Pools within an Azure Batch account can either scale through manual intervention or, by using a formula based on Azure Batch metrics, be scaled automatically. For more information on scalability, see the article Create an automatic scaling formula for scaling nodes in a Batch pool.
For general guidance on designing secure solutions, see the Azure Security Documentation.

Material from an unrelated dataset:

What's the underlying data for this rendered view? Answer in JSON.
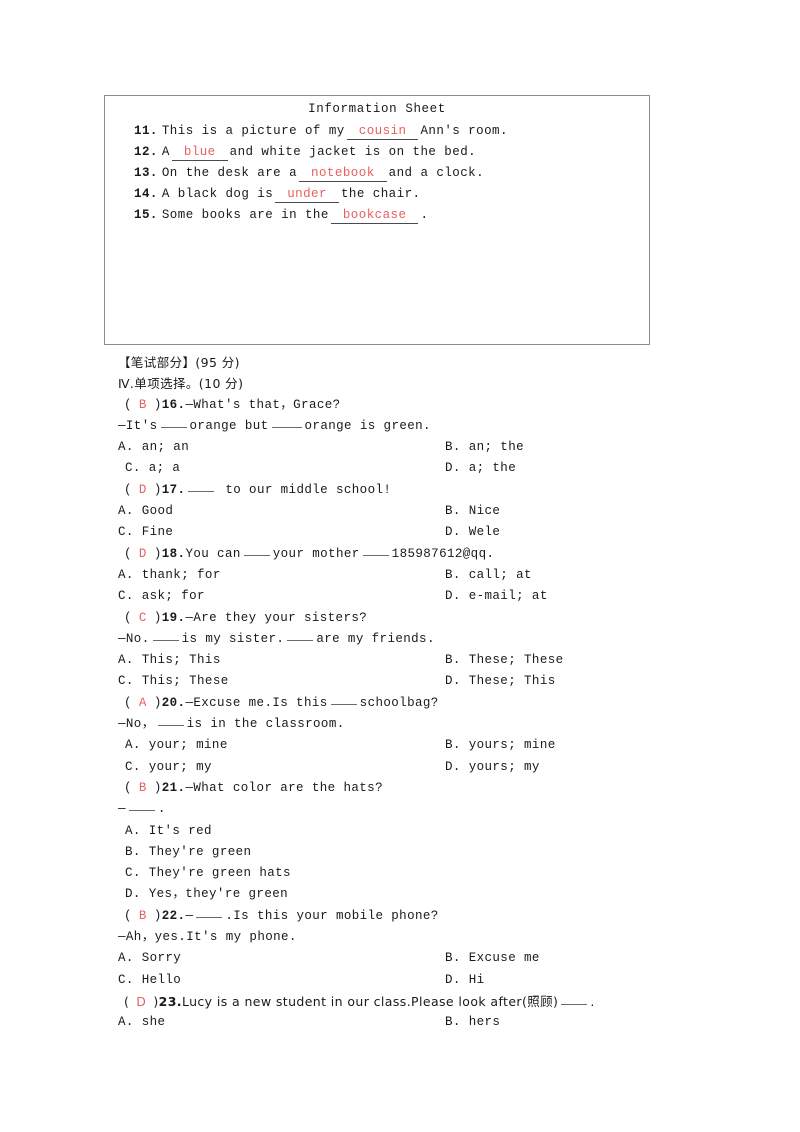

While there is currently no failover capability in Azure Batch, we recommend using the following steps to ensure availability if there is an unplanned outage:
- Create an Azure Batch account in an alternate Azure location with an alternate Storage Account
- Create the same node pools with the same name, with zero nodes allocated
- Ensure Applications are created and updated to the alternate Storage Account
- Upload input files and submit jobs to the alternate Azure Batch account
Deploy the scenario
Create an Azure Batch account and pools manually
This scenario demonstrates how Azure Batch works while showcasing Azure Batch Labs as an example SaaS solution that can be developed for your own customers:
Deploy the components
The template will deploy:
- A new Azure Batch account
- A storage account
- A node pool associated with the batch account
- The node pool will be configured to use A2 v2 VMs with Canonical Ubuntu images
- The node pool will contain zero VMs initially and will require you to manually scale to add VMs
Click the link below to deploy the solution.
The cost of using Azure Batch will depend on the VM sizes that are used for the pools and how long these VMs are allocated and running, there is no cost associated with an Azure Batch account creation. Storage and data egress should be taken into account as these will apply additional costs.
The following are examples of costs that could be incurred for a job that completes in 8 hours using a different number of servers:
100 High-Performance CPU VMs: Cost Estimate
100 x H16m (16 cores, 225 GB RAM, Premium Storage 512 GB), 2 TB Blob Storage, 1-TB egress
50 High-Performance CPU VMs: Cost Estimate
50 x H16m (16 cores, 225 GB RAM, Premium Storage 512 GB), 2 TB Blob Storage, 1-TB egress
10 High-Performance CPU VMs: Cost Estimate
10 x H16m (16 cores, 225 GB RAM, Premium Storage 512 GB), 2 TB Blob Storage, 1-TB egress
Pricing for low-priority VMs
Azure Batch also supports the use of low-priority VMs in the node pools, which can potentially provide a substantial cost saving. For more information, including a price comparison between standard VMs and low-priority VMs, see Azure Batch Pricing.
Low-priority VMs are only suitable for certain applications and workloads.